Eagerly waiting for:  ‘Writing with Fire’, the Oscar nominated documentary from India

Did you know: Betty White who died recently (aged 99) was (at the age of 88 and a half) the oldest person to ever host Saturday Night Live .

Edition 86

The Non-English Movie of The Week

The Square (Sweden, 2017) [IMDB: 7.5, Rotten Tomatoes: 82%, My Rating: 7.0]

Trailer

Winner of the Palme d’Or at Cannes, this movie straddles between the realms of satire, drama and social commentary. The largely successful attempts to have some fun at the expense of the vacuous art world do not compensate for a screenplay notable for its inconsistency. The director bites more than he can chew. The missteps of a director at an art museum and the shenanigans surrounding his life form the bulk of the story. Then there are multiple strands on immigration, social media hype, artless art and allegories on the state of the society. The farce culminates in a mystifying sequence at an annual reception. ‘The Square’ is an entertaining movie in most ports but is more memorable as an opportunity squandered.

Movies I Saw This Week

Phantom Thread (2018) [IMDB: 8.0, Rotten Tomatoes: 91% , My Rating: 7.5]

Trailer

Some actors have the ability to rise above a movie and draw the viewer in. Daniel Day Lewis is perhaps the greatest living actor and what a pity that he makes movies once in a blue moon. As the workaholic designer in ‘Phantom Thread’, he is a joy to watch. His screen presence and a masterclass in acting take the otherwise average movie a notch or two higher. The story is about a designer at the top of his game and the interruptions in his life when a lady as hard as a nail walks into his life. The cinematography of the movie is first rate and the director should take some credit for keeping the movie as taut as he could. Watch it for Daniel Day-Lewis.

The Man Who Invented Christmas (2017) [IMDB: 7.1, Rotten Tomatoes: 82% , My Rating: 7.5]

Trailer

The story of author Charles Dickens as he pulls out all stops to get the classic ‘A Christmas Carol’ published after reeling from the failure of his three previous novels. The movie does a good job of bringing the persona of Dickens to screen. Although a bare minimum knowledge of ‘A Christmas Carol’ will be needed to understand the movie well, the lack of it will not be a hindrance to enjoying this movie which celebrates the life of Dickens. Not only is there a context to the creation of ‘A Christmas Carol’, there is nice back story to the life of Dickens and his evolution as an author. This movie is one of the lesser known and yet eminently watchable releases of 2017.
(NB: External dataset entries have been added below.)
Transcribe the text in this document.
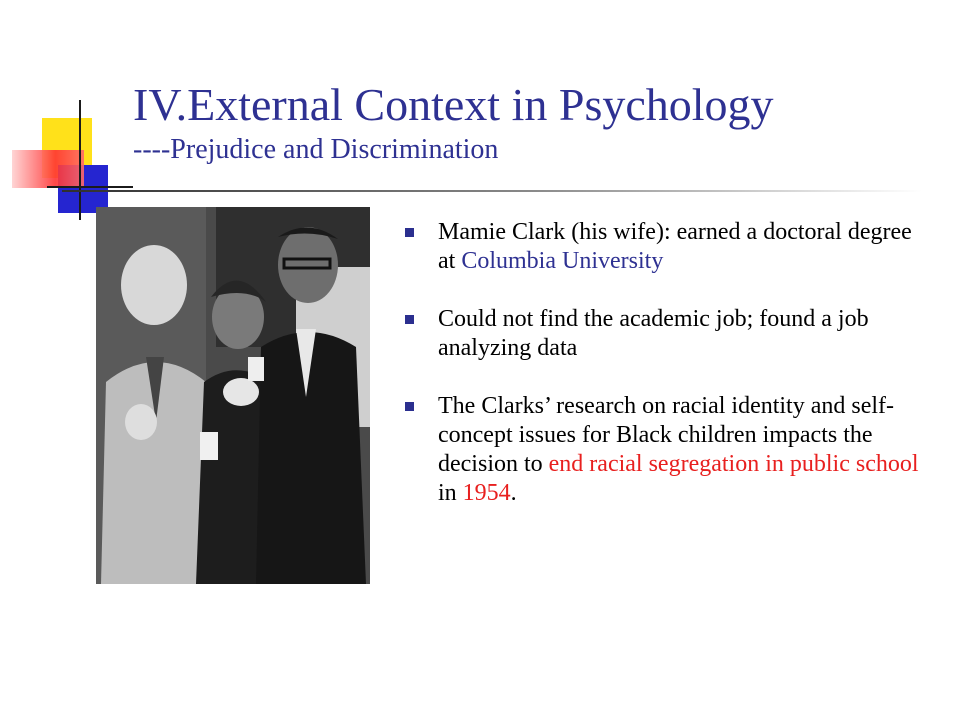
IV.External Context in Psychology
----Prejudice and Discrimination
Mamie Clark (his wife): earned a doctoral degree at Columbia University
Could not find the academic job; found a job analyzing data
The Clarks’ research on racial identity and self-concept issues for Black children impacts the decision to end racial segregation in public school in 1954.
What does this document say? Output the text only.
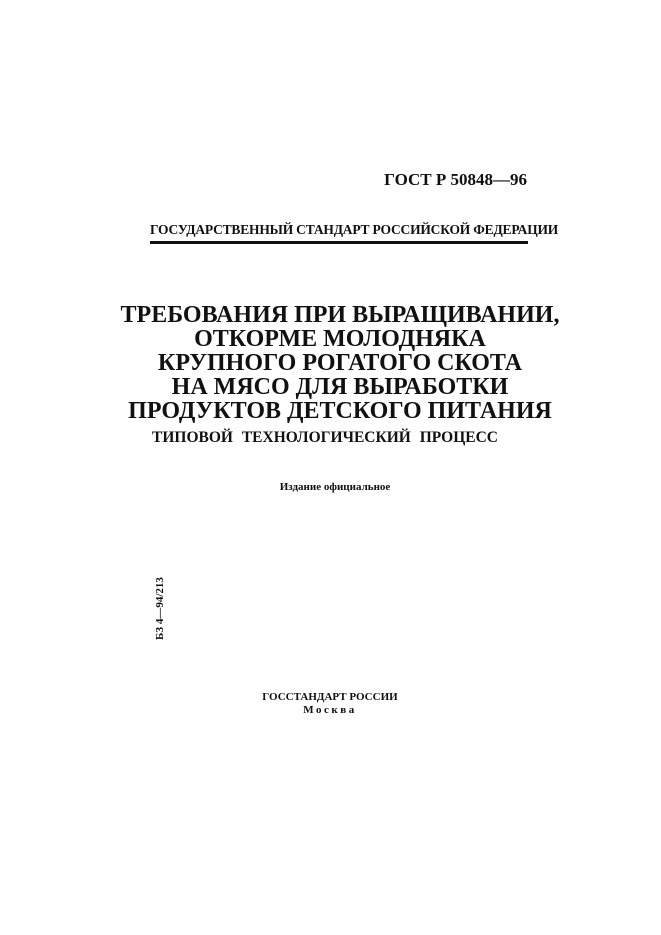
ГОСТ Р 50848—96
ГОСУДАРСТВЕННЫЙ СТАНДАРТ РОССИЙСКОЙ ФЕДЕРАЦИИ
ТРЕБОВАНИЯ ПРИ ВЫРАЩИВАНИИ,
ОТКОРМЕ МОЛОДНЯКА
КРУПНОГО РОГАТОГО СКОТА
НА МЯСО ДЛЯ ВЫРАБОТКИ
ПРОДУКТОВ ДЕТСКОГО ПИТАНИЯ
ТИПОВОЙ ТЕХНОЛОГИЧЕСКИЙ ПРОЦЕСС
Издание официальное
БЗ 4—94/213
ГОССТАНДАРТ РОССИИ
Москва
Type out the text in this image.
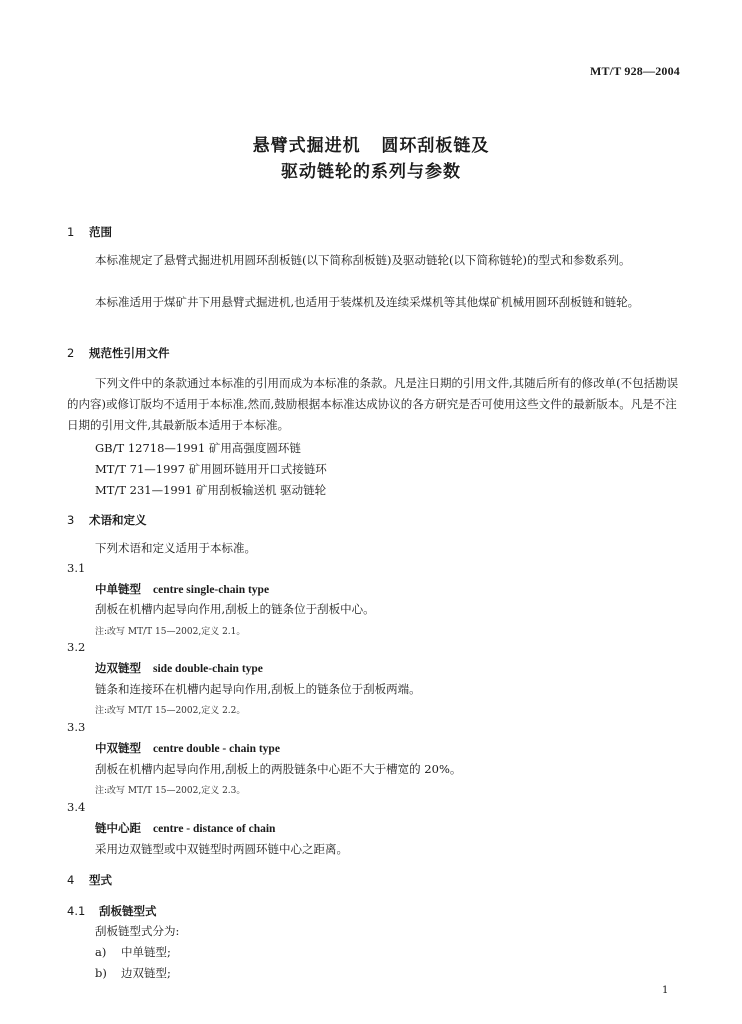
MT/T 928—2004
悬臂式掘进机   圆环刮板链及
驱动链轮的系列与参数
1 范围
本标准规定了悬臂式掘进机用圆环刮板链(以下简称刮板链)及驱动链轮(以下简称链轮)的型式和参数系列。
本标准适用于煤矿井下用悬臂式掘进机,也适用于装煤机及连续采煤机等其他煤矿机械用圆环刮板链和链轮。
2 规范性引用文件
下列文件中的条款通过本标准的引用而成为本标准的条款。凡是注日期的引用文件,其随后所有的修改单(不包括勘误的内容)或修订版均不适用于本标准,然而,鼓励根据本标准达成协议的各方研究是否可使用这些文件的最新版本。凡是不注日期的引用文件,其最新版本适用于本标准。
GB/T 12718—1991 矿用高强度圆环链
MT/T 71—1997 矿用圆环链用开口式接链环
MT/T 231—1991 矿用刮板输送机 驱动链轮
3 术语和定义
下列术语和定义适用于本标准。
3.1
中单链型 centre single-chain type
刮板在机槽内起导向作用,刮板上的链条位于刮板中心。
注:改写 MT/T 15—2002,定义 2.1。
3.2
边双链型 side double-chain type
链条和连接环在机槽内起导向作用,刮板上的链条位于刮板两端。
注:改写 MT/T 15—2002,定义 2.2。
3.3
中双链型 centre double - chain type
刮板在机槽内起导向作用,刮板上的两股链条中心距不大于槽宽的 20%。
注:改写 MT/T 15—2002,定义 2.3。
3.4
链中心距 centre - distance of chain
采用边双链型或中双链型时两圆环链中心之距离。
4 型式
4.1 刮板链型式
刮板链型式分为:
a) 中单链型;
b) 边双链型;
1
Roman J. Israel, Esq. (2017) [IMDB: 6.4, Rotten Tomatoes: 51% , My Rating: 5.5]

Trailer

I expected much more from the director of ‘Nightcrawler’ and what was served was a damp squib. The only saving grace of this mangled venture is a powerhouse performance from Denzel Washington. He plays a civil rights lawyer who gets the short end of the stick after a selfless life dedicated to causes he believes in. He goes rogue and from there on the director also goes rogue. Some movies tie themselves in knots and have no fair chance of untangling the mess. This movie, after a certain point in the narrative, is in dire search for a climax. Imagine you have in mind a juicy piece of chicken and what you get is a wet piece of chicken dripping with water. This movie is the cinematic equivalent of that wet piece of chicken.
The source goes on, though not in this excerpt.